Hiperbola adalah gaya bahasa yang menyampaikan sesuatu secara berlebihan hingga melampaui kenyataan, sehingga kesannya menjadi tidak logis atau sulit diterima akal sehat. Seperti di larik kutipan (1) menyatakan bahwa tempat bermain anak-anak di Palestina sudah banyak hancur akibat pengeboman yang terjadi di Palestina. Situasi tersebut juga merenggut masa bahagia mereka yang seharusnya bermain dengan keluarga maupun teman. Larik (2) menyatakan bahwa ketidakadaan sapu tangan adalah bentuk keteguhan anak-anak di Palestina. Melebih-lebihkan untuk menegaskan bahwa tak ada waktu untuk menangis, karena kenyataan terlalu keras untuk meratap.
Personifikasi
Mimpi-mimpi kian asing dari sejumlah tidur
Yang kami sendiri lupa bagaimana mengingatnya
Gaya bahasa personifikasi menggambarkan benda-benda tidak bernyawa seolah-olah memiliki sifat seperti manusia. Pada larik (2) “mimpi-mimpi” bisa menjauh atau menjadikan dirinya tidak dikenal lagi oleh anak-anak di Palestina, seperti seseorang yang berubah dan tak lagi akrab. Anak-anak disana selalu dihantui rasa cemas sehingga tidak pernah merasakan tidur lelap ataupun bermimpi.
Metafora
Air mata kami telah jadi logam dan baja
Bagi mereka yang fasih menarik pelatuk senjata
Metafora adalah gaya bahasa yang membandingkan dua hal atau objek secara implisit untuk menimbulkan kesan imajinatif yang kuat dalam pikiran, meskipun tanpa menggunakan pernyataan perbandingan secara langsung.

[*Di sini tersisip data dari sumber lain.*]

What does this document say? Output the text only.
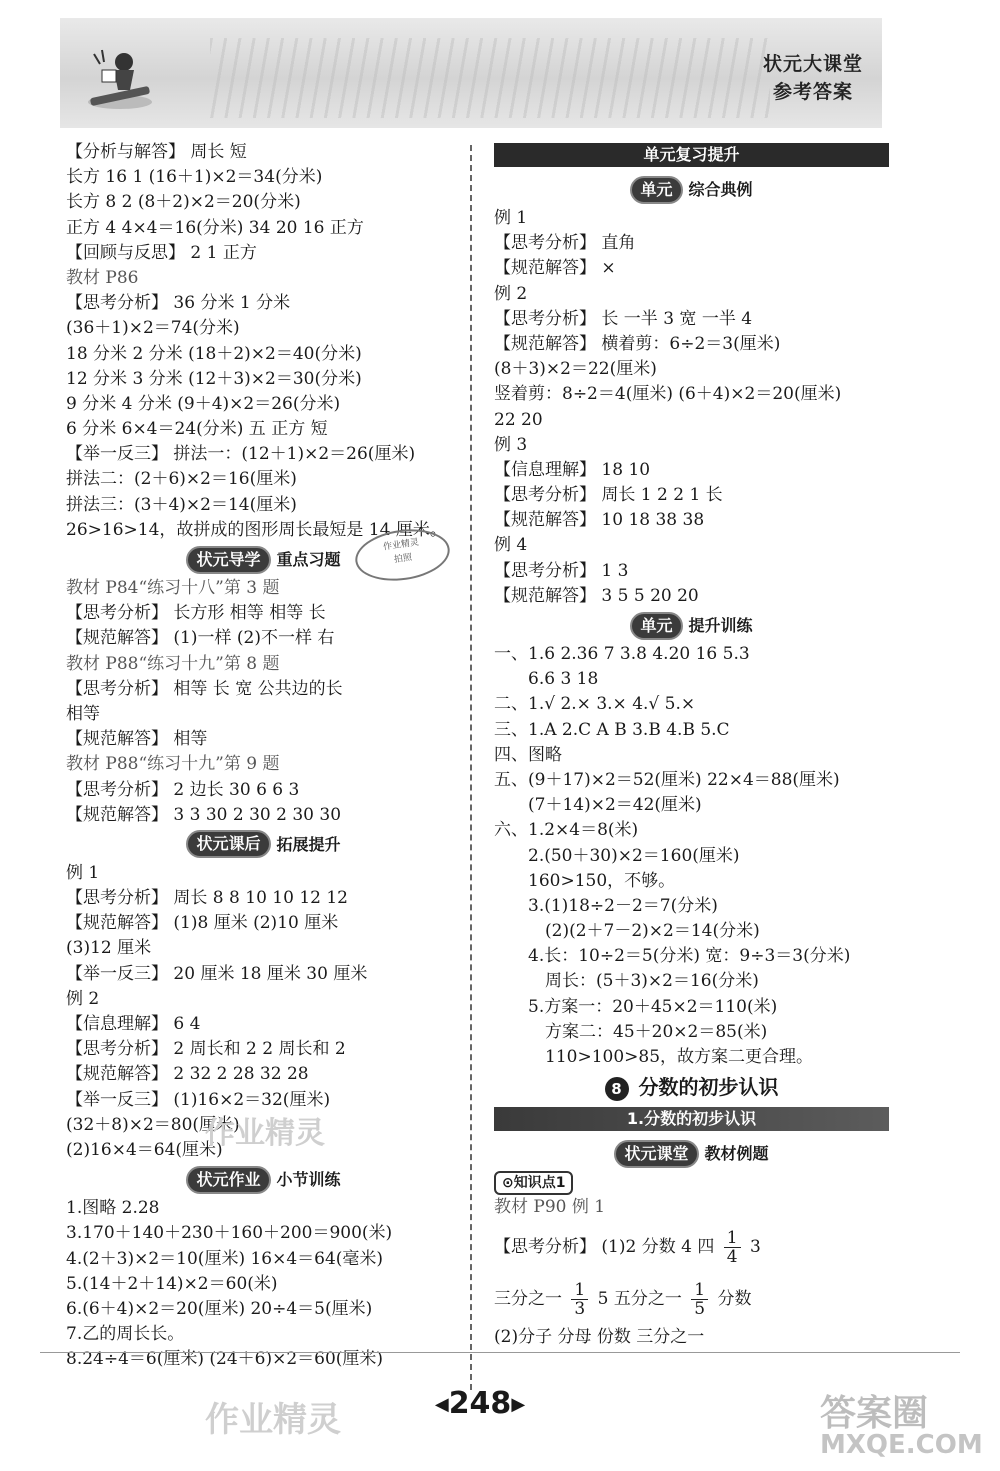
状元大课堂
参考答案
【分析与解答】 周长 短
长方 16 1 (16＋1)×2＝34(分米)
长方 8 2 (8＋2)×2＝20(分米)
正方 4 4×4＝16(分米) 34 20 16 正方
【回顾与反思】 2 1 正方
教材 P86
【思考分析】 36 分米 1 分米
(36＋1)×2＝74(分米)
18 分米 2 分米 (18＋2)×2＝40(分米)
12 分米 3 分米 (12＋3)×2＝30(分米)
9 分米 4 分米 (9＋4)×2＝26(分米)
6 分米 6×4＝24(分米) 五 正方 短
【举一反三】 拼法一：(12＋1)×2＝26(厘米)
拼法二：(2＋6)×2＝16(厘米)
拼法三：(3＋4)×2＝14(厘米)
26>16>14，故拼成的图形周长最短是 14 厘米。
状元导学 重点习题
教材 P84“练习十八”第 3 题
【思考分析】 长方形 相等 相等 长
【规范解答】 (1)一样 (2)不一样 右
教材 P88“练习十九”第 8 题
【思考分析】 相等 长 宽 公共边的长
相等
【规范解答】 相等
教材 P88“练习十九”第 9 题
【思考分析】 2 边长 30 6 6 3
【规范解答】 3 3 30 2 30 2 30 30
状元课后 拓展提升
例 1
【思考分析】 周长 8 8 10 10 12 12
【规范解答】 (1)8 厘米 (2)10 厘米
(3)12 厘米
【举一反三】 20 厘米 18 厘米 30 厘米
例 2
【信息理解】 6 4
【思考分析】 2 周长和 2 2 周长和 2
【规范解答】 2 32 2 28 32 28
【举一反三】 (1)16×2＝32(厘米)
(32＋8)×2＝80(厘米)
(2)16×4＝64(厘米)
状元作业 小节训练
1.图略 2.28
3.170＋140＋230＋160＋200＝900(米)
4.(2＋3)×2＝10(厘米) 16×4＝64(毫米)
5.(14＋2＋14)×2＝60(米)
6.(6＋4)×2＝20(厘米) 20÷4＝5(厘米)
7.乙的周长长。
8.24÷4＝6(厘米) (24＋6)×2＝60(厘米)
作业精灵
拍照
单元复习提升
单元 综合典例
例 1
【思考分析】 直角
【规范解答】 ×
例 2
【思考分析】 长 一半 3 宽 一半 4
【规范解答】 横着剪：6÷2＝3(厘米)
(8＋3)×2＝22(厘米)
竖着剪：8÷2＝4(厘米) (6＋4)×2＝20(厘米)
22 20
例 3
【信息理解】 18 10
【思考分析】 周长 1 2 2 1 长
【规范解答】 10 18 38 38
例 4
【思考分析】 1 3
【规范解答】 3 5 5 20 20
单元 提升训练
一、1.6 2.36 7 3.8 4.20 16 5.3
　　6.6 3 18
二、1.√ 2.× 3.× 4.√ 5.×
三、1.A 2.C A B 3.B 4.B 5.C
四、图略
五、(9＋17)×2＝52(厘米) 22×4＝88(厘米)
　　(7＋14)×2＝42(厘米)
六、1.2×4＝8(米)
　　2.(50＋30)×2＝160(厘米)
　　160>150，不够。
　　3.(1)18÷2－2＝7(分米)
　　　(2)(2＋7－2)×2＝14(分米)
　　4.长：10÷2＝5(分米) 宽：9÷3＝3(分米)
　　　周长：(5＋3)×2＝16(分米)
　　5.方案一：20＋45×2＝110(米)
　　　方案二：45＋20×2＝85(米)
　　　110>100>85，故方案二更合理。
8 分数的初步认识
1.分数的初步认识
状元课堂 教材例题
⊙知识点1
教材 P90 例 1
【思考分析】 (1)2 分数 4 四 $\frac{1}{4} 3$
三分之一 $\frac{1}{3} 5$ 五分之一 $\frac{1}{5}$ 分数
(2)分子 分母 份数 三分之一
◀248▶
作业精灵
作业精灵
答案圈
MXQE.COM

Larik (4) memiliki metafora bahwa kesedihan mereka telah membatu, tidak lagi ditunjukkan dengan ratapan, tapi telah berubah menjadi ketegaran dan bahkan amarah yang siap melawan. Logam dan baja simbol kekuatan dan keteguhan yang mereka perlihatkan kepada pihak lawan.
Simile
Jangan ajari bagaimana membela diri
Sejak dalam Rahim ibu,
Kami makin terbiasa mendengar
Dentuman rudal dan bunyi tembakan itu
Seperti lagu-lagu rakyat yang biasa
Kami nyanyikan di halaman rumah”
Pada bait ketiga terdapat majas simile adalah gaya bahasa yang menggambarkan suatu kondisi dengan cara membandingkan satu hal dengan hal lain yang sebenarnya berbeda, namun secara sengaja dianggap serupa. Ciri khas dari majas ini adalah penggunaan kata-kata pembanding seperti: seperti, sebagai, ibarat, umpama, bak, laksana, atau serupa. Pada kutipan (5) memiliki arti mereka seolah tumbuh dengan seolah sudah terbiasa dengan kekacauan yang setiap hari terjadi di Palestina seperti kebiasaan yang mereka lakukan yaitu bernyanyi lagu rakyat. Dengan keadaan tersebut, mereka sudah siap membela diri demi wilayah dan negara dan cinta untuk orang terdekatnya.
Simbolik
Yang menggenggam batu di tangannya
Di medan itu, darahnya akan cepat menyatu
Ke tubuh ibu, lalu lahirlah kami
Dengan tangan yang sedia mengepal
Gaya bahasa simbolik merupakan bentuk ungkapan yang memanfaatkan lambang atau simbol untuk menyampaikan suatu pesan. Pesan tersebut bisa berupa ide, sindiran, hingga ungkapan persuasif seperti rayuan. Simbol-simbol yang digunakan bisa berasal dari hewan, tumbuhan, maupun benda lain, yang berfungsi untuk menyampaikan makna secara lebih halus dan tidak langsung. Pada larik kutipan (6) dan (7) terdapat kata yang berupa simbol, seperti batu, sebagai simbol dari perlawanan rakyat kecil yang bersenjata seadanya melawan senjata api. Darah sebagai simbol pengorbanan. Tangan yang mengepal sebagai simbol kelahiran kembali semangat perjuangan yang terus-menerus. Ini juga bermakna mendalam, yaitu anaka-anak di sana telah lama menyiapkan hatinya untuk kehilangan ayah. Tumbuh dalam kesadaran yang keras: bahwa ayah mungkin tidak akan kembali, bahwa tawa keluarga bisa digantikan dentuman senjata kapan saja. Namun, meski terpaksa, mereka ikhlas. Mereka memahami, sejak dini, bahwa darah yang tertumpah akan menjadi warisan, dan mereka yang akan melanjutkan estafet perlawanan. Mereka dilahirkan bukan hanya untuk hidup, tetapi untuk memperjuangkan kehidupan yang lebih layak bagi tanah dan bangsanya.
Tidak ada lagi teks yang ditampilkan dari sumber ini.